What a drug addict can do for society

I’m speaking from my experience. I’ve seen it countless times. An addict, that stereotype drug addict on the street, a prostitute, a thief, someone who commits crimes, and has used every person that ever came near them.

The person that I just described has tremendous potential. Inside them lies experience, strength and will power that if ignited, if realized, would re-birth a human being that’s stronger, smarter, and more intuitive than before they were consumed by their addiction. Someone who has gained an understanding of a life that is pure suffering and how an innocent child or an adolescent can slip into the addictive process long before they are aware they are becoming a drug addict/alcoholic.

No addict “chose that lifestyle.” Addiction doesn’t happen overnight. It is a cunning process that starts within the brain and slowly becomes stronger over years or decades. As the symptoms of the addiction start to become apparent to everyone else in the addict’s life, their family and friends might start to express concern. The addict “knows” that they can’t possibly be a drug addict/alcoholic because society has told them that these are “weak” and “bad” people. Hence, every time another addictive tendency surfaces the addict constructs one more defense mechanism to deny or justify it.

Defense mechanisms are the foundation of addictive thinking. Anyone who has ever known someone in active addiction can tell you that it is amazing and scary how a drug addict thinks. This is because, slowly over time they have added these defense mechanisms to their cognitive schema, or their thought process. Little by little these defense mechanisms are added, because the addiction is taking over, but the addict knows they are not the stereotype low-life that society has said that drug addicts are.
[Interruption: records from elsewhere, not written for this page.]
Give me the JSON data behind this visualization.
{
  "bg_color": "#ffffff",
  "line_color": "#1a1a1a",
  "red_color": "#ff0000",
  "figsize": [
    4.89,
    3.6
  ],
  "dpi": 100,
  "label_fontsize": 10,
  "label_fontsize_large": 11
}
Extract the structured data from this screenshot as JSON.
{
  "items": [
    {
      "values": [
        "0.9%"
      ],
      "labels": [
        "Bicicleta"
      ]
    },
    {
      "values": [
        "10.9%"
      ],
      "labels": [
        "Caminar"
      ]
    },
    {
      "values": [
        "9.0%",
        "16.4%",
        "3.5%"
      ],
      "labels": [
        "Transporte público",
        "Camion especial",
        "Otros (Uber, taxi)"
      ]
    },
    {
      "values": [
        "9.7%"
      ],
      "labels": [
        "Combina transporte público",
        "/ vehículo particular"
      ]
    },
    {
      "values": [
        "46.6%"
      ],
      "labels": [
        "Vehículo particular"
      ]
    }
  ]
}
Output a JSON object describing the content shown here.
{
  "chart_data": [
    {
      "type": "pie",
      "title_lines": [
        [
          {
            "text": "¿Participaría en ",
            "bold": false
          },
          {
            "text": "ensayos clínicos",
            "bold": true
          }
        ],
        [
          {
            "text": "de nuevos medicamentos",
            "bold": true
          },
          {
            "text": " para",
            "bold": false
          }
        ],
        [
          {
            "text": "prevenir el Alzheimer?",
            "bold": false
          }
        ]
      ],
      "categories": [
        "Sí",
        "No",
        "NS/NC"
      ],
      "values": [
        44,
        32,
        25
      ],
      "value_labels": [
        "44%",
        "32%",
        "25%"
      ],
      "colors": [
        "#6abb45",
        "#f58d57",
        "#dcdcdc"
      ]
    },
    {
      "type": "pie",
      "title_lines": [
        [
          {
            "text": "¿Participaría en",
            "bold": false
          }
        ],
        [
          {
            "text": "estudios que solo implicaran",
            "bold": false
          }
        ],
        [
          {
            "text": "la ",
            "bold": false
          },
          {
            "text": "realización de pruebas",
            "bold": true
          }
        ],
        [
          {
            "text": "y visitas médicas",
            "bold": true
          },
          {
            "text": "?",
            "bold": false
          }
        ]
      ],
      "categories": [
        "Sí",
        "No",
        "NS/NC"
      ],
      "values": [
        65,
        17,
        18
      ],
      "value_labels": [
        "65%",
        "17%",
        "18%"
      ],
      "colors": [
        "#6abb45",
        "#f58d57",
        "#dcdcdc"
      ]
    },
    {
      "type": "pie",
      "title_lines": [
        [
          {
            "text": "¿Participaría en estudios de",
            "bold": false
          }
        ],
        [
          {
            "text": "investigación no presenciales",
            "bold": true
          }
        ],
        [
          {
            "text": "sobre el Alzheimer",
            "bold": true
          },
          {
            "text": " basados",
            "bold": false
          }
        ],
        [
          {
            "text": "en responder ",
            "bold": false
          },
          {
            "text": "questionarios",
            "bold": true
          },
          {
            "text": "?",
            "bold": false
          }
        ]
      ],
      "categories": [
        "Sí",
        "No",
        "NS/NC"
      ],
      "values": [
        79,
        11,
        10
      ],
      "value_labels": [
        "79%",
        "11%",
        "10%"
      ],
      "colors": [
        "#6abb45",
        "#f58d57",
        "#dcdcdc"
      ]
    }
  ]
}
They are real people living among family and friends; holding jobs, and raising kids.

The stigma of addiction (of any type) keeps people in the dark for too long. In time the addiction progresses (it always progresses) and the power of choice is lost before the addict is aware that they are an addict (I’m referring to all types of addiction, including alcoholism).
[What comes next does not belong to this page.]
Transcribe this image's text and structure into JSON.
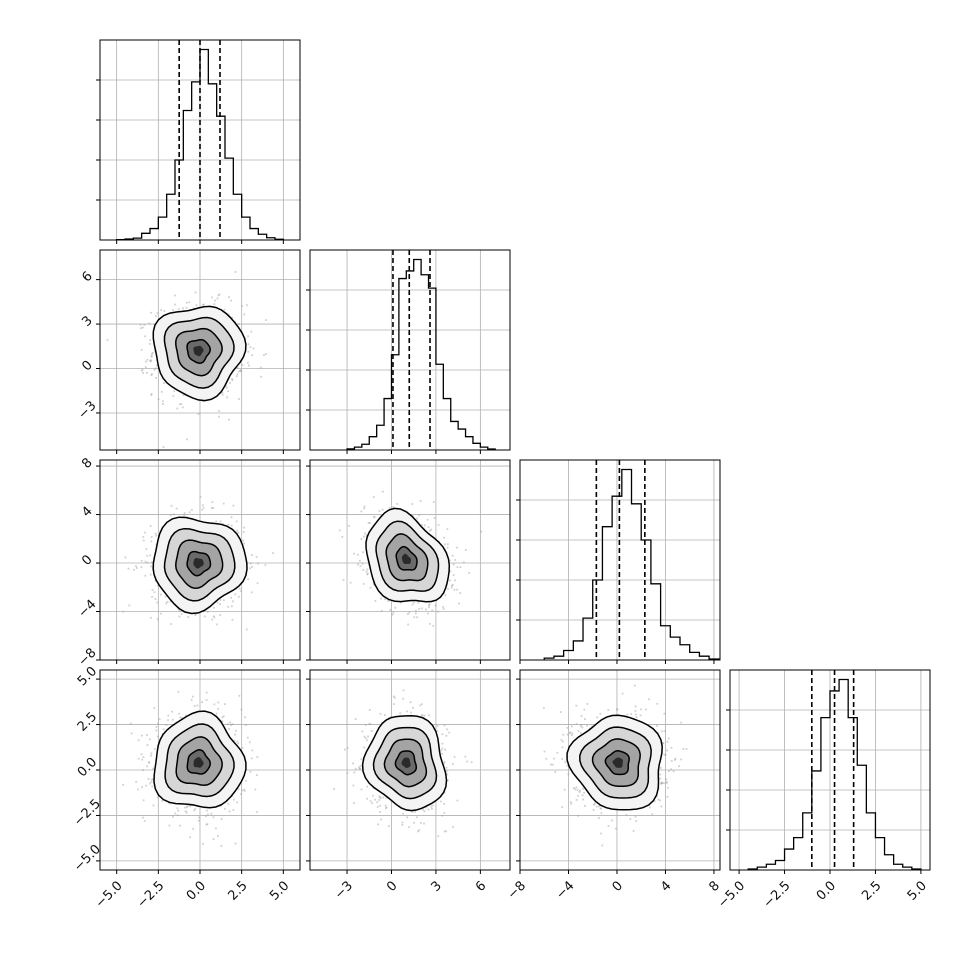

Now let’s fast forward to recovery. Because there’s no other option, besides death. They say institutions are an option, but that’s only temporary and let’s be honest, drugs seem to make their way into institutions pretty easily. Many institutions also offer recovery programs within them as well. So those of you who think that drug addicts are going to live off the system for the rest of their lives are really inaccurate. With the potency of the drugs on the streets of Dayton and Cincinnati Ohio there are only two options: death or recovery. Housing these individuals in prison and jail without treatment options is the only way they can prolong the time that they are “living on taxpayer dollars.” Getting people into recovery sooner will get them back into society sooner.

And now we have the individual I mentioned earlier, with tremendous insight, awareness, and passion that is fueled by a gratitude for life and the little things that the average person will never have. Addicts in recovery have a perspective on daily life that is so positive and hopeful, because they know how to be happy with the things that the “average Joe” takes for granted. These are people who want to give back, help other struggling addicts and reintegrate into their families, communities and into society.
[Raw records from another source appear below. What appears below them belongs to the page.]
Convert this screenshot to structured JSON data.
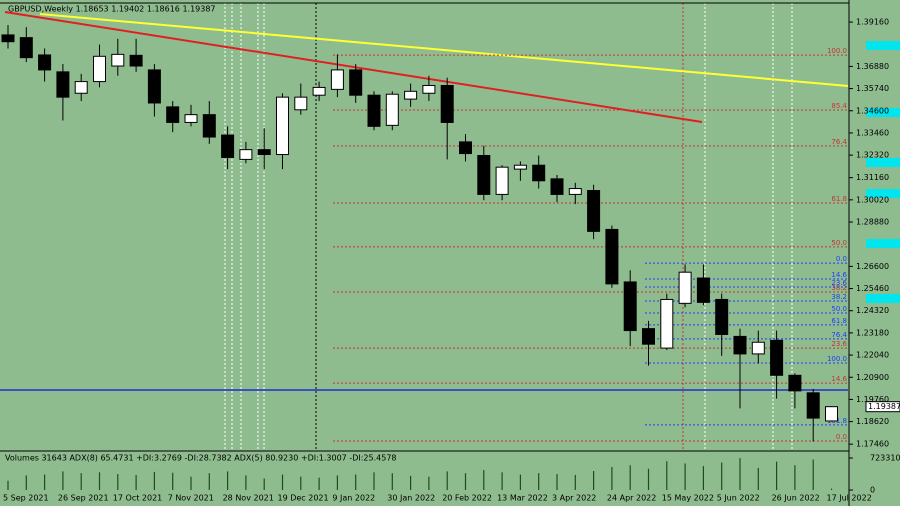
{
  "chart_data": [
    {
      "type": "candlestick",
      "title": "GBPUSD,Weekly  1.18653 1.19402 1.18616 1.19387",
      "categories": [
        "5 Sep 2021",
        null,
        null,
        "26 Sep 2021",
        null,
        null,
        "17 Oct 2021",
        null,
        null,
        "7 Nov 2021",
        null,
        null,
        "28 Nov 2021",
        null,
        null,
        "19 Dec 2021",
        null,
        null,
        "9 Jan 2022",
        null,
        null,
        "30 Jan 2022",
        null,
        null,
        "20 Feb 2022",
        null,
        null,
        "13 Mar 2022",
        null,
        null,
        "3 Apr 2022",
        null,
        null,
        "24 Apr 2022",
        null,
        null,
        "15 May 2022",
        null,
        null,
        "5 Jun 2022",
        null,
        null,
        "26 Jun 2022",
        null,
        null,
        "17 Jul 2022"
      ],
      "open": [
        1.385,
        1.3836,
        1.3747,
        1.366,
        1.355,
        1.361,
        1.369,
        1.3745,
        1.367,
        1.348,
        1.34,
        1.344,
        1.3335,
        1.321,
        1.326,
        1.3235,
        1.3465,
        1.354,
        1.357,
        1.367,
        1.354,
        1.3385,
        1.352,
        1.355,
        1.359,
        1.33,
        1.323,
        1.303,
        1.316,
        1.318,
        1.311,
        1.303,
        1.305,
        1.285,
        1.258,
        1.234,
        1.224,
        1.247,
        1.26,
        1.249,
        1.23,
        1.221,
        1.228,
        1.21,
        1.201,
        1.18653
      ],
      "high": [
        1.39,
        1.389,
        1.378,
        1.37,
        1.365,
        1.38,
        1.383,
        1.383,
        1.37,
        1.351,
        1.349,
        1.351,
        1.338,
        1.33,
        1.337,
        1.355,
        1.36,
        1.361,
        1.375,
        1.37,
        1.356,
        1.356,
        1.36,
        1.364,
        1.363,
        1.334,
        1.328,
        1.318,
        1.32,
        1.323,
        1.313,
        1.309,
        1.308,
        1.287,
        1.264,
        1.238,
        1.252,
        1.267,
        1.267,
        1.252,
        1.234,
        1.233,
        1.233,
        1.211,
        1.203,
        1.19402
      ],
      "low": [
        1.378,
        1.371,
        1.361,
        1.341,
        1.351,
        1.358,
        1.364,
        1.366,
        1.343,
        1.335,
        1.338,
        1.329,
        1.316,
        1.319,
        1.316,
        1.316,
        1.344,
        1.351,
        1.353,
        1.35,
        1.336,
        1.336,
        1.348,
        1.351,
        1.321,
        1.32,
        1.3,
        1.3,
        1.31,
        1.306,
        1.299,
        1.298,
        1.28,
        1.255,
        1.225,
        1.215,
        1.223,
        1.245,
        1.246,
        1.22,
        1.193,
        1.216,
        1.198,
        1.193,
        1.176,
        1.18616
      ],
      "close": [
        1.3815,
        1.3733,
        1.367,
        1.353,
        1.361,
        1.374,
        1.375,
        1.369,
        1.35,
        1.34,
        1.344,
        1.3325,
        1.322,
        1.326,
        1.3235,
        1.353,
        1.353,
        1.358,
        1.367,
        1.354,
        1.338,
        1.3545,
        1.356,
        1.359,
        1.34,
        1.324,
        1.303,
        1.317,
        1.318,
        1.31,
        1.303,
        1.306,
        1.284,
        1.257,
        1.233,
        1.226,
        1.249,
        1.263,
        1.2475,
        1.231,
        1.221,
        1.227,
        1.21,
        1.202,
        1.188,
        1.19387
      ],
      "ylim": [
        1.1716,
        1.4014
      ],
      "yticks": [
        {
          "value": 1.3916,
          "label": "1.39160"
        },
        {
          "value": 1.3688,
          "label": "1.36880"
        },
        {
          "value": 1.3574,
          "label": "1.35740"
        },
        {
          "value": 1.346,
          "label": "1.34600"
        },
        {
          "value": 1.3346,
          "label": "1.33460"
        },
        {
          "value": 1.3232,
          "label": "1.32320"
        },
        {
          "value": 1.3116,
          "label": "1.31160"
        },
        {
          "value": 1.3002,
          "label": "1.30020"
        },
        {
          "value": 1.2888,
          "label": "1.28880"
        },
        {
          "value": 1.266,
          "label": "1.26600"
        },
        {
          "value": 1.2546,
          "label": "1.25460"
        },
        {
          "value": 1.2432,
          "label": "1.24320"
        },
        {
          "value": 1.2318,
          "label": "1.23180"
        },
        {
          "value": 1.2204,
          "label": "1.22040"
        },
        {
          "value": 1.209,
          "label": "1.20900"
        },
        {
          "value": 1.1976,
          "label": "1.19760"
        },
        {
          "value": 1.1862,
          "label": "1.18620"
        },
        {
          "value": 1.1746,
          "label": "1.17460"
        }
      ],
      "fib_red": [
        {
          "value": 1.3746,
          "label": "100.0"
        },
        {
          "value": 1.3464,
          "label": "85.4"
        },
        {
          "value": 1.3279,
          "label": "76.4"
        },
        {
          "value": 1.2986,
          "label": "61.8"
        },
        {
          "value": 1.276,
          "label": "50.0"
        },
        {
          "value": 1.2528,
          "label": "38.2"
        },
        {
          "value": 1.224,
          "label": "23.6"
        },
        {
          "value": 1.206,
          "label": "14.6"
        },
        {
          "value": 1.1762,
          "label": "0.0"
        }
      ],
      "fib_blue": [
        {
          "value": 1.2677,
          "label": "0.0"
        },
        {
          "value": 1.2595,
          "label": "14.6"
        },
        {
          "value": 1.2554,
          "label": "23.6"
        },
        {
          "value": 1.2482,
          "label": "38.2"
        },
        {
          "value": 1.242,
          "label": "50.0"
        },
        {
          "value": 1.2359,
          "label": "61.8"
        },
        {
          "value": 1.2287,
          "label": "76.4"
        },
        {
          "value": 1.2163,
          "label": "100.0"
        },
        {
          "value": 1.1845,
          "label": "161.8"
        }
      ]
    },
    {
      "type": "bar",
      "title": "Volumes 31643   ADX(8) 65.4731 +DI:3.2769 -DI:28.7382   ADX(5) 80.9230 +DI:1.3007 -DI:25.4578",
      "values": [
        210000,
        330000,
        350000,
        420000,
        380000,
        400000,
        360000,
        340000,
        410000,
        390000,
        300000,
        380000,
        420000,
        330000,
        260000,
        350000,
        300000,
        280000,
        330000,
        350000,
        400000,
        380000,
        320000,
        300000,
        420000,
        380000,
        450000,
        400000,
        350000,
        380000,
        360000,
        340000,
        430000,
        520000,
        560000,
        480000,
        650000,
        600000,
        540000,
        620000,
        720000,
        500000,
        640000,
        560000,
        690000,
        31643
      ],
      "ylim": [
        0,
        723310
      ],
      "yticks": [
        0,
        723310
      ]
    }
  ]
}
These are the individuals who can REALLY fight this opioid epidemic as well as all other forms of addiction. These are the ones who can help to education the community, the younger generations, and politicians on what helps, what works, and what does not.

It’s time that we throw away all of our old beliefs about addiction and get ready to start making progress. The old way doesn’t work. Stigmatizing addicts, medication assisted treatment and constricting them from receiving treatment, punishing them more and letting them die are all old ways of thinking that are fueling the problem. How do I know this? Because it’s getting worse. Despite the overwhelming number of deaths in Ohio, the epidemic is getting worse, so we are doing something wrong as a society. If you think this doesn’t apply to you, you’re wrong. Addiction permeates all socioeconomic classes, every cultural background and every corner of society. And whether you like it or not, your tax payer dollars are funding the penal system. So let’s get people out of the system, into treatment and give them the opportunity to live healthy productive lives as meaningful members of society.